Tina and Linda’s matchmaking efforts make Louise’s treasure-hunting look almost mundane by comparison, though it’s fun to see the smallest Belcher be so shamelessly single-minded about finding the item and getting her reward. Perhaps the best thing the “The Helen Hunt” has going for it is how the plot sets up every character to do something they would naturally care about. For Louise, that’s making some quick money. That sets up some fun interactions with Tina, but it’s also to be expected. The more surprising one—at least until it starts happening, at which point it makes perfect sense—is Bob’s desperate need to prove himself as a handyman. This one is more straightforwardly sweet than the other stories, as it’s a lot easier to see how Bob actually does have the old man’s best interests at heart, or at least as much as he can without admitting that Fleetwood Mac is not an actual plumbing company and the guy should probably call someone who knows what the hell they’re doing.

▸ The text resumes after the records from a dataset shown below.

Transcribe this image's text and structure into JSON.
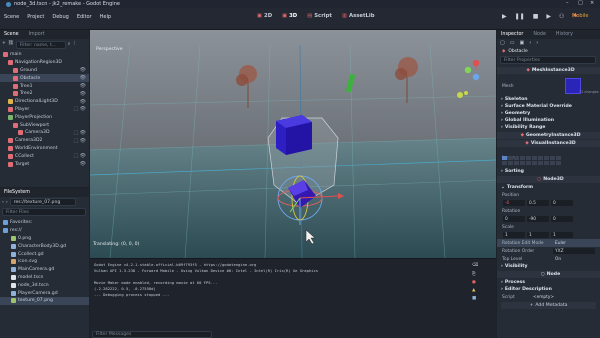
{
  "window": {
    "title": "node_3d.tscn - jk2_remake - Godot Engine",
    "controls": [
      "–",
      "□",
      "×"
    ]
  },
  "menu": [
    "Scene",
    "Project",
    "Debug",
    "Editor",
    "Help"
  ],
  "workspaces": [
    {
      "label": "2D",
      "icon": "2d-icon"
    },
    {
      "label": "3D",
      "icon": "3d-icon"
    },
    {
      "label": "Script",
      "icon": "script-icon"
    },
    {
      "label": "AssetLib",
      "icon": "assetlib-icon"
    }
  ],
  "play_buttons": [
    "▶",
    "❚❚",
    "■",
    "▶",
    "⚇",
    "⚑"
  ],
  "renderer": "Mobile",
  "scene_dock": {
    "tabs": [
      "Scene",
      "Import"
    ],
    "filter_placeholder": "Filter: name, t...",
    "nodes": [
      {
        "name": "main",
        "indent": 0,
        "color": "#e06c75",
        "icons": ""
      },
      {
        "name": "NavigationRegion3D",
        "indent": 1,
        "color": "#e06c75",
        "icons": ""
      },
      {
        "name": "Ground",
        "indent": 2,
        "color": "#e06c75",
        "icons": "👁"
      },
      {
        "name": "Obstacle",
        "indent": 2,
        "color": "#e06c75",
        "icons": "👁",
        "selected": true
      },
      {
        "name": "Tree1",
        "indent": 2,
        "color": "#e06c75",
        "icons": "👁"
      },
      {
        "name": "Tree2",
        "indent": 2,
        "color": "#e06c75",
        "icons": "👁"
      },
      {
        "name": "DirectionalLight3D",
        "indent": 1,
        "color": "#e0b24a",
        "icons": "👁"
      },
      {
        "name": "Player",
        "indent": 1,
        "color": "#e06c75",
        "icons": "⬚ 👁"
      },
      {
        "name": "PlayerProjection",
        "indent": 1,
        "color": "#7ab36b",
        "icons": ""
      },
      {
        "name": "SubViewport",
        "indent": 2,
        "color": "#e06c75",
        "icons": ""
      },
      {
        "name": "Camera3D",
        "indent": 3,
        "color": "#e06c75",
        "icons": "⬚ 👁"
      },
      {
        "name": "Camera3D2",
        "indent": 1,
        "color": "#e06c75",
        "icons": "⬚ 👁"
      },
      {
        "name": "WorldEnvironment",
        "indent": 1,
        "color": "#e06c75",
        "icons": ""
      },
      {
        "name": "CCollect",
        "indent": 1,
        "color": "#e06c75",
        "icons": "⬚ 👁"
      },
      {
        "name": "Target",
        "indent": 1,
        "color": "#e06c75",
        "icons": "👁"
      }
    ]
  },
  "filesystem": {
    "title": "FileSystem",
    "path": "res://texture_07.png",
    "filter_placeholder": "Filter Files",
    "items": [
      {
        "name": "Favorites:",
        "kind": "folder"
      },
      {
        "name": "res://",
        "kind": "folder"
      },
      {
        "name": "0.png",
        "kind": "png"
      },
      {
        "name": "CharacterBody3D.gd",
        "kind": "gd"
      },
      {
        "name": "Ccollect.gd",
        "kind": "gd"
      },
      {
        "name": "icon.svg",
        "kind": "svg"
      },
      {
        "name": "MainCamera.gd",
        "kind": "gd"
      },
      {
        "name": "model.tscn",
        "kind": "tscn"
      },
      {
        "name": "node_3d.tscn",
        "kind": "tscn"
      },
      {
        "name": "PlayerCamera.gd",
        "kind": "gd"
      },
      {
        "name": "texture_07.png",
        "kind": "png",
        "selected": true
      }
    ]
  },
  "editor_tabs": {
    "active": "node_3d",
    "close": "×",
    "add": "+"
  },
  "viewport": {
    "toolbar": [
      "Transform",
      "View",
      "Mesh"
    ],
    "label": "Perspective",
    "status": "Translating: (0, 0, 0)"
  },
  "output": {
    "lines": [
      "Godot Engine v4.2.1.stable.official.b09f793f5 - https://godotengine.org",
      "Vulkan API 1.3.238 - Forward Mobile - Using Vulkan Device #0: Intel - Intel(R) Iris(R) Xe Graphics",
      "",
      "Movie Maker mode enabled, recording movie at 60 FPS...",
      "(-2.282222, 0.5, -0.27558d)",
      "--- Debugging process stopped ---"
    ],
    "filter_placeholder": "Filter Messages"
  },
  "inspector": {
    "tabs": [
      "Inspector",
      "Node",
      "History"
    ],
    "node_name": "Obstacle",
    "filter_placeholder": "Filter Properties",
    "mesh_class": "MeshInstance3D",
    "mesh_label": "Mesh",
    "mesh_count": "71 changes",
    "groups_a": [
      "Skeleton",
      "Surface Material Override",
      "Geometry",
      "Global Illumination",
      "Visibility Range"
    ],
    "geometry_instance": "GeometryInstance3D",
    "visual_instance": "VisualInstance3D",
    "layers_label": "Layers",
    "sorting": "Sorting",
    "node3d": "Node3D",
    "transform": "Transform",
    "position": {
      "label": "Position",
      "x": "-0",
      "y": "0.5",
      "z": "0"
    },
    "rotation": {
      "label": "Rotation",
      "x": "0",
      "y": "-90",
      "z": "0"
    },
    "scale": {
      "label": "Scale",
      "x": "1",
      "y": "1",
      "z": "1"
    },
    "rotation_edit_mode": {
      "label": "Rotation Edit Mode",
      "value": "Euler"
    },
    "rotation_order": {
      "label": "Rotation Order",
      "value": "YXZ"
    },
    "top_level": {
      "label": "Top Level",
      "value": "On"
    },
    "visibility": "Visibility",
    "node": "Node",
    "process": "Process",
    "editor_description": "Editor Description",
    "script": {
      "label": "Script",
      "value": "<empty>"
    },
    "add_metadata": "Add Metadata"
  }
}
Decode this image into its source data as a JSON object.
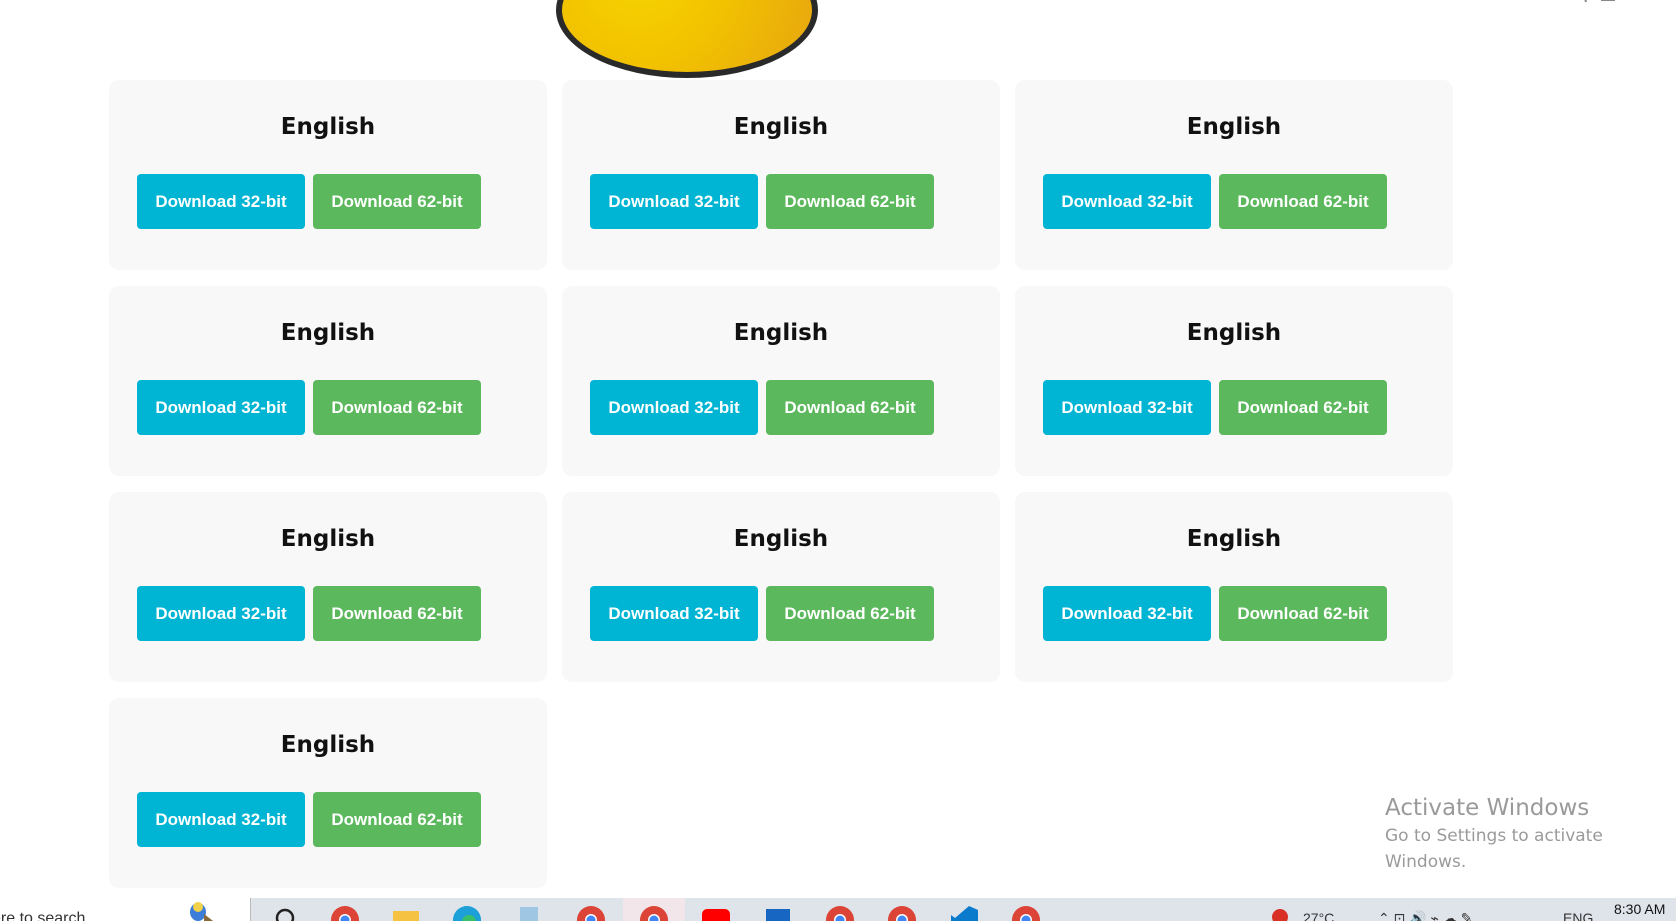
{
  "cards": [
    {
      "title": "English",
      "btn32": "Download 32-bit",
      "btn64": "Download 62-bit"
    },
    {
      "title": "English",
      "btn32": "Download 32-bit",
      "btn64": "Download 62-bit"
    },
    {
      "title": "English",
      "btn32": "Download 32-bit",
      "btn64": "Download 62-bit"
    },
    {
      "title": "English",
      "btn32": "Download 32-bit",
      "btn64": "Download 62-bit"
    },
    {
      "title": "English",
      "btn32": "Download 32-bit",
      "btn64": "Download 62-bit"
    },
    {
      "title": "English",
      "btn32": "Download 32-bit",
      "btn64": "Download 62-bit"
    },
    {
      "title": "English",
      "btn32": "Download 32-bit",
      "btn64": "Download 62-bit"
    },
    {
      "title": "English",
      "btn32": "Download 32-bit",
      "btn64": "Download 62-bit"
    },
    {
      "title": "English",
      "btn32": "Download 32-bit",
      "btn64": "Download 62-bit"
    },
    {
      "title": "English",
      "btn32": "Download 32-bit",
      "btn64": "Download 62-bit"
    }
  ],
  "colors": {
    "button_32": "#00b5d3",
    "button_64": "#5cb85c",
    "card_background": "#f8f8f8",
    "logo_fill": "#f2c200"
  },
  "watermark": {
    "title": "Activate Windows",
    "subtitle": "Go to Settings to activate Windows."
  },
  "taskbar": {
    "search_text": "ere to search",
    "weather": "27°C",
    "language": "ENG",
    "time": "8:30 AM",
    "icons": [
      "search-icon",
      "chrome-icon",
      "file-explorer-icon",
      "edge-icon",
      "notepad-icon",
      "chrome-icon",
      "chrome-icon",
      "youtube-icon",
      "store-icon",
      "chrome-icon",
      "chrome-icon",
      "vscode-icon",
      "chrome-icon"
    ]
  }
}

Mostly, the fun with Bob’s subplot comes in seeing how his situation keeps spiraling further and further away from the original goal of checking the vents, especially as with each new tangent Bob gets more invested in accomplishing his latest task. It’s deeply silly, as indeed this entire episode is. “The Helen Hunt” is basically a farcical mystery where no one can pay attention to anyone else long enough to agree on what is actually going on. That could be a chaotic mess of an episode, but the guest characters fit so perfectly into the stories, and the Belchers’ various side quests are such natural extensions of what we’d expect from them that the whole thing just works. Put it like this: This is a Teddy-centric episode where Teddy doesn’t do even one of the 10 dumbest things. That’s definitely some kind of achievement.
Stray observations
- The central mystery is decently well-constructed, at least in that I immediately guessed the elevator was the key to the treasure, only for that to prove the key to a totally different part of the story. I think that counts as a red herring.
- I’d be curious to see if the show brings back Helen again, and if so whether she would transition into more of an antagonist role, given she really does out herself as just the absolute worst at the end there, even before we get into the whole murder thing. Having another rich jerk who isn’t just like the Fischoeders could open up some storytelling possibilities.